Still progress is uneven. New land rights laws are often applied narrowly and there’s a growing land grab by commercial interests with little concern for the communities that reside there.
That’s why the international community must build on past success at Rio + 20 by making a new commitment to turning over billions of hectares of forest to local communities; working with the private sector to clarify land and forest rights; and promoting new public-private partnerships. Above all, it must ensure that the legal rights already recognized by governments are fully realized in local communities.
Taking action on these fronts will lay the groundwork for a more sustainable and equitable future —as it did 20 years ago.

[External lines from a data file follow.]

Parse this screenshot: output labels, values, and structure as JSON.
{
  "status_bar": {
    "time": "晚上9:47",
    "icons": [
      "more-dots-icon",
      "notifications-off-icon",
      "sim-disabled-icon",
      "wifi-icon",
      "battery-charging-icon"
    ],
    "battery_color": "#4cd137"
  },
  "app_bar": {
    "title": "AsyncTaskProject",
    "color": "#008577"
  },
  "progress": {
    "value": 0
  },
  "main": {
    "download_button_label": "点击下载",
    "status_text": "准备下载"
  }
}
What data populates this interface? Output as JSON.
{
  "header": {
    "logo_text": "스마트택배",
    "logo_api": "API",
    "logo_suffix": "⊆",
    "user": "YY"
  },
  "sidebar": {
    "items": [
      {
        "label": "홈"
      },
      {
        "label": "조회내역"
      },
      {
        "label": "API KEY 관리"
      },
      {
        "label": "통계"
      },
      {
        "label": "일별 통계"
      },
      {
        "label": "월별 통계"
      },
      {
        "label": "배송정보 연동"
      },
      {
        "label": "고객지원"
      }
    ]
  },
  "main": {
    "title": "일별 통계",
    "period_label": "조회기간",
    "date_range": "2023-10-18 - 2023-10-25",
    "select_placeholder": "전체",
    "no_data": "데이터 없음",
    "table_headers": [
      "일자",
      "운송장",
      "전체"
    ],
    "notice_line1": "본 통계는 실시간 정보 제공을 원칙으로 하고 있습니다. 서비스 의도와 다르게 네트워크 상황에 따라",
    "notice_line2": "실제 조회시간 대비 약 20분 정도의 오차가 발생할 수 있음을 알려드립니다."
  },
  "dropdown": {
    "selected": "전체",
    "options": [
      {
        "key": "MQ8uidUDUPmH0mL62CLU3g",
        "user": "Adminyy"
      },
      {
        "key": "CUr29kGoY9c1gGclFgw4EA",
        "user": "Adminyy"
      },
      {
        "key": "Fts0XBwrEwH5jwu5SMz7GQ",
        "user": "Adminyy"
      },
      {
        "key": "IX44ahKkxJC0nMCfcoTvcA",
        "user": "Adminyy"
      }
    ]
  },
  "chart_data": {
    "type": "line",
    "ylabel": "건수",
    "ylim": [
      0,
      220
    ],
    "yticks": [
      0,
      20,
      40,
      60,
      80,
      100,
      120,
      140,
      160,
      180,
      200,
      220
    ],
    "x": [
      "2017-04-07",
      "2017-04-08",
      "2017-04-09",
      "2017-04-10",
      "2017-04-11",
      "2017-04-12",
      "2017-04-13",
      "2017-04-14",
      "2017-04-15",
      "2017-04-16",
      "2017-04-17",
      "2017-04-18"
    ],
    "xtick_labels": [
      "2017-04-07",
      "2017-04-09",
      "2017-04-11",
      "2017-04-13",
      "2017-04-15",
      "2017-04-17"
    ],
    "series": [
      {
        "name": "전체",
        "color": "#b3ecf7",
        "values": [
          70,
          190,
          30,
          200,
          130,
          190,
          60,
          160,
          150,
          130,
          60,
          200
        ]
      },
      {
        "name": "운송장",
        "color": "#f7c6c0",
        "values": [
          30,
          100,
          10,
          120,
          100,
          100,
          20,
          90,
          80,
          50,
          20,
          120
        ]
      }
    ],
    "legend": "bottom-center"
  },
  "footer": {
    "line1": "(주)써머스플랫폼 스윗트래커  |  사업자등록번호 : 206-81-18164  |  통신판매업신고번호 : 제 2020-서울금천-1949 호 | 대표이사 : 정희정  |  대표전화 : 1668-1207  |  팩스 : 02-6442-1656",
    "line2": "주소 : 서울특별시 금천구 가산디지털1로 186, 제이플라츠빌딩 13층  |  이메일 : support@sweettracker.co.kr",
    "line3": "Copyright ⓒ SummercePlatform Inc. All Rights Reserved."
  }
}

While environmental progress is important, enduring development success relies on broadening the global conversation about sustainability to the world’s cities. Already half of the world’s population lives in cities, and all of the world’s growth over the next four decades—some 2.3 billion people—will occur there.
Cities are the proverbial ground zero of sustainable development and poverty reduction. They are the crossroads of multiple social justice issues, including democratic participation, human rights, economic fairness and opportunity, education and artistic expression. They are central to any discussion of global energy use, water conservation, pollution management, green construction and climate control.
We need to be thinking about what the just and prosperous city of tomorrow looks like. What urban practices will enable low-income communities to participate more broadly in the economic, social and cultural opportunities that are the hallmark of urban areas?
Building sustainable metropolitan communities that engage the talents and aspirations of all their residents’ demands reaching beyond municipal borders and pursuing regional solutions. It requires policy frameworks that empower city leaders to take action, and it means innovative partnerships between the civic and private sectors in areas such as technology and fostering economic opportunity.
The challenges in promoting a sustainable economy that advances human development are significant. Rio+20 is a unique opportunity to explore how rapid global transformations can be harnessed to advance sustainability, promote social justice and improve the lives of all people.
Twenty years after the Rio Earth Summit, we have a chance to uphold our responsibility as stewards of the natural and man-made environments that sustain us. Let’s make the most of this moment.
Luis A. Ubiñas is president of the Ford Foundation.